Tuesday, June 1, 2010

The war against the secular

Roger Ebert in his consistently interesting blog has a post about how Twitter and internet browsing are destroying his concentration, reducing his ability to enjoy Victorian novels. It's a sensation many people may have felt, although whether the internet is anything more than a scapegoat is uncertain.

The epic films of the 1960s and 70s, like 2001: A Space Odyssey, Tarkovsky's Solaris, and Apocalypse Now, began with an often glacial slowness, and didn't get much faster. It seems like they aspire to the condition of dreams, enveloping the viewer in a strange world. But it is not exactly the dream they want to create, but the concrete, the secular - which means variously the non-spiritual, the long-lasting, and the non-eternal - a space where they can exist and be free. All art needs this room, a space and time where the audience can move and stretch their legs and experience something at length, escaping the momentariness and fragmentation of ordinary life.
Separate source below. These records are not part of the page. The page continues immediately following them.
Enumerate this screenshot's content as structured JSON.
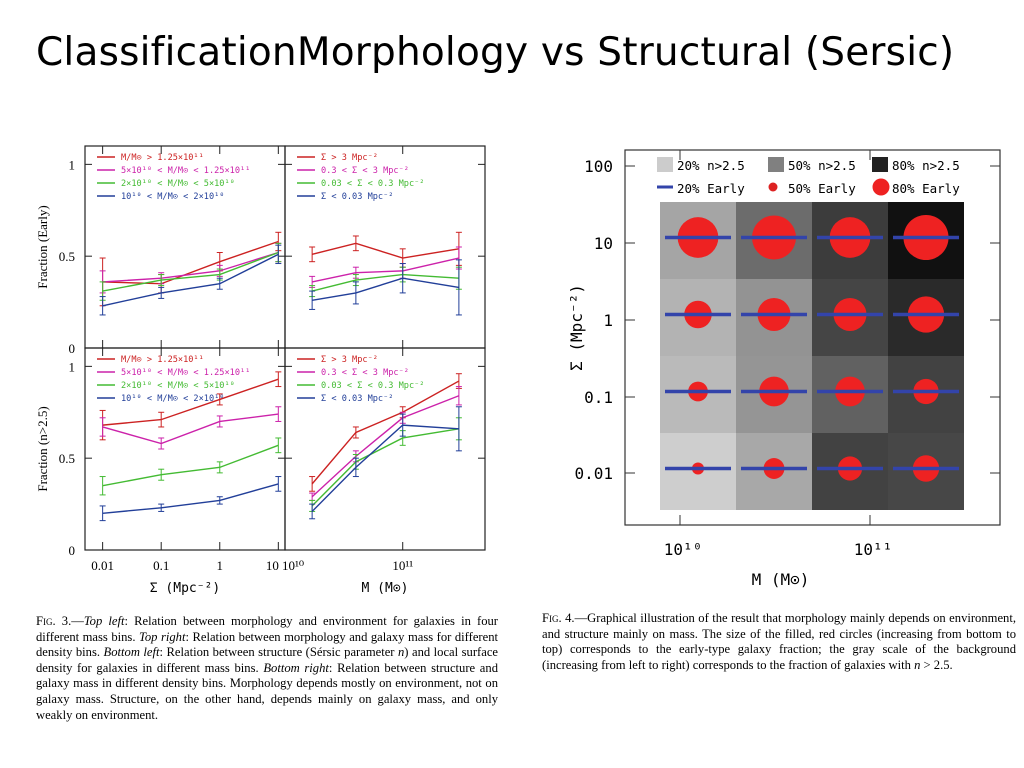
{
  "slide": {
    "title": "ClassificationMorphology vs Structural (Sersic)"
  },
  "fig3": {
    "caption_label": "Fig. 3.",
    "caption_parts": [
      {
        "t": "—"
      },
      {
        "t": "Top left",
        "i": true
      },
      {
        "t": ": Relation between morphology and environment for galaxies in four different mass bins. "
      },
      {
        "t": "Top right",
        "i": true
      },
      {
        "t": ": Relation between morphology and galaxy mass for different density bins. "
      },
      {
        "t": "Bottom left",
        "i": true
      },
      {
        "t": ": Relation between structure (Sérsic parameter "
      },
      {
        "t": "n",
        "i": true
      },
      {
        "t": ") and local surface density for galaxies in different mass bins. "
      },
      {
        "t": "Bottom right",
        "i": true
      },
      {
        "t": ": Relation between structure and galaxy mass in different density bins. Morphology depends mostly on environment, not on galaxy mass. Structure, on the other hand, depends mainly on galaxy mass, and only weakly on environment."
      }
    ],
    "ylabel_top": "Fraction (Early)",
    "ylabel_bottom": "Fraction (n>2.5)",
    "xlabel_left": "Σ (Mpc⁻²)",
    "xlabel_right": "M (M⊙)",
    "yticks": [
      "0",
      "0.5",
      "1"
    ],
    "xticks_left": [
      "0.01",
      "0.1",
      "1",
      "10"
    ],
    "xticks_right": [
      "10¹⁰",
      "10¹¹"
    ],
    "legend_mass": [
      {
        "label": "M/M⊙ > 1.25×10¹¹",
        "color": "#cc2222"
      },
      {
        "label": "5×10¹⁰ < M/M⊙ < 1.25×10¹¹",
        "color": "#cc22aa"
      },
      {
        "label": "2×10¹⁰ < M/M⊙ < 5×10¹⁰",
        "color": "#44bb33"
      },
      {
        "label": "10¹⁰ < M/M⊙ < 2×10¹⁰",
        "color": "#223f99"
      }
    ],
    "legend_density": [
      {
        "label": "Σ > 3 Mpc⁻²",
        "color": "#cc2222"
      },
      {
        "label": "0.3 < Σ < 3 Mpc⁻²",
        "color": "#cc22aa"
      },
      {
        "label": "0.03 < Σ < 0.3 Mpc⁻²",
        "color": "#44bb33"
      },
      {
        "label": "Σ < 0.03 Mpc⁻²",
        "color": "#223f99"
      }
    ]
  },
  "chart_data": [
    {
      "type": "line",
      "panel": "top-left",
      "x": [
        0.01,
        0.1,
        1,
        10
      ],
      "ylim": [
        0,
        1.1
      ],
      "xscale": "log",
      "ylabel": "Fraction (Early)",
      "xlabel": "",
      "series": [
        {
          "name": "M/M⊙ > 1.25×10¹¹",
          "color": "#cc2222",
          "values": [
            0.36,
            0.35,
            0.47,
            0.58
          ],
          "err": [
            0.13,
            0.05,
            0.05,
            0.05
          ]
        },
        {
          "name": "5×10¹⁰ < M/M⊙ < 1.25×10¹¹",
          "color": "#cc22aa",
          "values": [
            0.36,
            0.38,
            0.42,
            0.52
          ],
          "err": [
            0.06,
            0.03,
            0.03,
            0.05
          ]
        },
        {
          "name": "2×10¹⁰ < M/M⊙ < 5×10¹⁰",
          "color": "#44bb33",
          "values": [
            0.31,
            0.37,
            0.4,
            0.52
          ],
          "err": [
            0.05,
            0.03,
            0.03,
            0.05
          ]
        },
        {
          "name": "10¹⁰ < M/M⊙ < 2×10¹⁰",
          "color": "#223f99",
          "values": [
            0.23,
            0.3,
            0.35,
            0.51
          ],
          "err": [
            0.05,
            0.03,
            0.03,
            0.05
          ]
        }
      ]
    },
    {
      "type": "line",
      "panel": "top-right",
      "x": [
        17000000000.0,
        40000000000.0,
        100000000000.0,
        300000000000.0
      ],
      "ylim": [
        0,
        1.1
      ],
      "xscale": "log",
      "series": [
        {
          "name": "Σ > 3 Mpc⁻²",
          "color": "#cc2222",
          "values": [
            0.51,
            0.57,
            0.49,
            0.54
          ],
          "err": [
            0.04,
            0.04,
            0.05,
            0.09
          ]
        },
        {
          "name": "0.3 < Σ < 3 Mpc⁻²",
          "color": "#cc22aa",
          "values": [
            0.36,
            0.41,
            0.42,
            0.49
          ],
          "err": [
            0.03,
            0.03,
            0.04,
            0.06
          ]
        },
        {
          "name": "0.03 < Σ < 0.3 Mpc⁻²",
          "color": "#44bb33",
          "values": [
            0.31,
            0.37,
            0.4,
            0.38
          ],
          "err": [
            0.03,
            0.03,
            0.04,
            0.06
          ]
        },
        {
          "name": "Σ < 0.03 Mpc⁻²",
          "color": "#223f99",
          "values": [
            0.26,
            0.3,
            0.38,
            0.33
          ],
          "err": [
            0.05,
            0.06,
            0.08,
            0.15
          ]
        }
      ]
    },
    {
      "type": "line",
      "panel": "bottom-left",
      "x": [
        0.01,
        0.1,
        1,
        10
      ],
      "ylim": [
        0,
        1.1
      ],
      "xscale": "log",
      "ylabel": "Fraction (n>2.5)",
      "xlabel": "Σ (Mpc⁻²)",
      "series": [
        {
          "name": "M/M⊙ > 1.25×10¹¹",
          "color": "#cc2222",
          "values": [
            0.68,
            0.71,
            0.82,
            0.93
          ],
          "err": [
            0.08,
            0.04,
            0.03,
            0.04
          ]
        },
        {
          "name": "5×10¹⁰ < M/M⊙ < 1.25×10¹¹",
          "color": "#cc22aa",
          "values": [
            0.67,
            0.58,
            0.7,
            0.74
          ],
          "err": [
            0.05,
            0.03,
            0.03,
            0.04
          ]
        },
        {
          "name": "2×10¹⁰ < M/M⊙ < 5×10¹⁰",
          "color": "#44bb33",
          "values": [
            0.35,
            0.41,
            0.45,
            0.57
          ],
          "err": [
            0.05,
            0.03,
            0.03,
            0.04
          ]
        },
        {
          "name": "10¹⁰ < M/M⊙ < 2×10¹⁰",
          "color": "#223f99",
          "values": [
            0.2,
            0.23,
            0.27,
            0.36
          ],
          "err": [
            0.04,
            0.02,
            0.02,
            0.04
          ]
        }
      ]
    },
    {
      "type": "line",
      "panel": "bottom-right",
      "x": [
        17000000000.0,
        40000000000.0,
        100000000000.0,
        300000000000.0
      ],
      "ylim": [
        0,
        1.1
      ],
      "xscale": "log",
      "xlabel": "M (M⊙)",
      "series": [
        {
          "name": "Σ > 3 Mpc⁻²",
          "color": "#cc2222",
          "values": [
            0.36,
            0.64,
            0.75,
            0.92
          ],
          "err": [
            0.04,
            0.03,
            0.03,
            0.04
          ]
        },
        {
          "name": "0.3 < Σ < 3 Mpc⁻²",
          "color": "#cc22aa",
          "values": [
            0.29,
            0.51,
            0.72,
            0.84
          ],
          "err": [
            0.02,
            0.03,
            0.03,
            0.05
          ]
        },
        {
          "name": "0.03 < Σ < 0.3 Mpc⁻²",
          "color": "#44bb33",
          "values": [
            0.24,
            0.48,
            0.61,
            0.66
          ],
          "err": [
            0.03,
            0.04,
            0.04,
            0.06
          ]
        },
        {
          "name": "Σ < 0.03 Mpc⁻²",
          "color": "#223f99",
          "values": [
            0.21,
            0.45,
            0.68,
            0.66
          ],
          "err": [
            0.04,
            0.05,
            0.06,
            0.12
          ]
        }
      ]
    },
    {
      "type": "heatmap",
      "panel": "fig4",
      "xlabel": "M (M⊙)",
      "ylabel": "Σ (Mpc⁻²)",
      "x_ticks": [
        "10¹⁰",
        "10¹¹"
      ],
      "y_ticks": [
        "100",
        "10",
        "1",
        "0.1",
        "0.01"
      ],
      "legend": [
        {
          "label": "20% n>2.5",
          "kind": "swatch",
          "color": "#cccccc"
        },
        {
          "label": "50% n>2.5",
          "kind": "swatch",
          "color": "#808080"
        },
        {
          "label": "80% n>2.5",
          "kind": "swatch",
          "color": "#222222"
        },
        {
          "label": "20% Early",
          "kind": "dash",
          "color": "#3344aa"
        },
        {
          "label": "50% Early",
          "kind": "dot",
          "color": "#dd2222"
        },
        {
          "label": "80% Early",
          "kind": "dot",
          "color": "#ee2222"
        }
      ],
      "rows": [
        {
          "sigma": "10",
          "gray": [
            "#a5a5a5",
            "#6c6c6c",
            "#3c3c3c",
            "#111111"
          ],
          "early": [
            0.52,
            0.55,
            0.52,
            0.56
          ]
        },
        {
          "sigma": "1",
          "gray": [
            "#b3b3b3",
            "#939393",
            "#454545",
            "#2a2a2a"
          ],
          "early": [
            0.4,
            0.45,
            0.45,
            0.48
          ]
        },
        {
          "sigma": "0.1",
          "gray": [
            "#bababa",
            "#959595",
            "#616161",
            "#424242"
          ],
          "early": [
            0.33,
            0.42,
            0.42,
            0.38
          ]
        },
        {
          "sigma": "0.01",
          "gray": [
            "#cecece",
            "#a8a8a8",
            "#424242",
            "#474747"
          ],
          "early": [
            0.26,
            0.34,
            0.37,
            0.39
          ]
        }
      ]
    }
  ],
  "fig4": {
    "caption_label": "Fig. 4.",
    "caption_parts": [
      {
        "t": "—Graphical illustration of the result that morphology mainly depends on environment, and structure mainly on mass. The size of the filled, red circles (increasing from bottom to top) corresponds to the early-type galaxy fraction; the gray scale of the background (increasing from left to right) corresponds to the fraction of galaxies with "
      },
      {
        "t": "n",
        "i": true
      },
      {
        "t": " > 2.5."
      }
    ]
  }
}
There is a book to be written about how changes in artwork density from gallery to gallery and era to era have affected the visual arts - pictures crammed on walls in the 19th century, now sitting in solitude in white galleries - and how today we may be giving contemporary art too much space. Because after all, despite our dense urban lives, it is time we really have a shortage of - we can flit from work to shallow sensationalist work in a gallery but not commit the time to enjoy temporal arts like the novel, the slow-moving epic, or the opera.

People still have time for long TV series, box sets, but they are paced and punctuated for stop-start viewing with their ad-space-friendly ten-minute acts and credit sequences. What they do not offer is the long slow sensation of drifting off. Everything is Brechtian now, shocking you out of its reality, showing you its frame.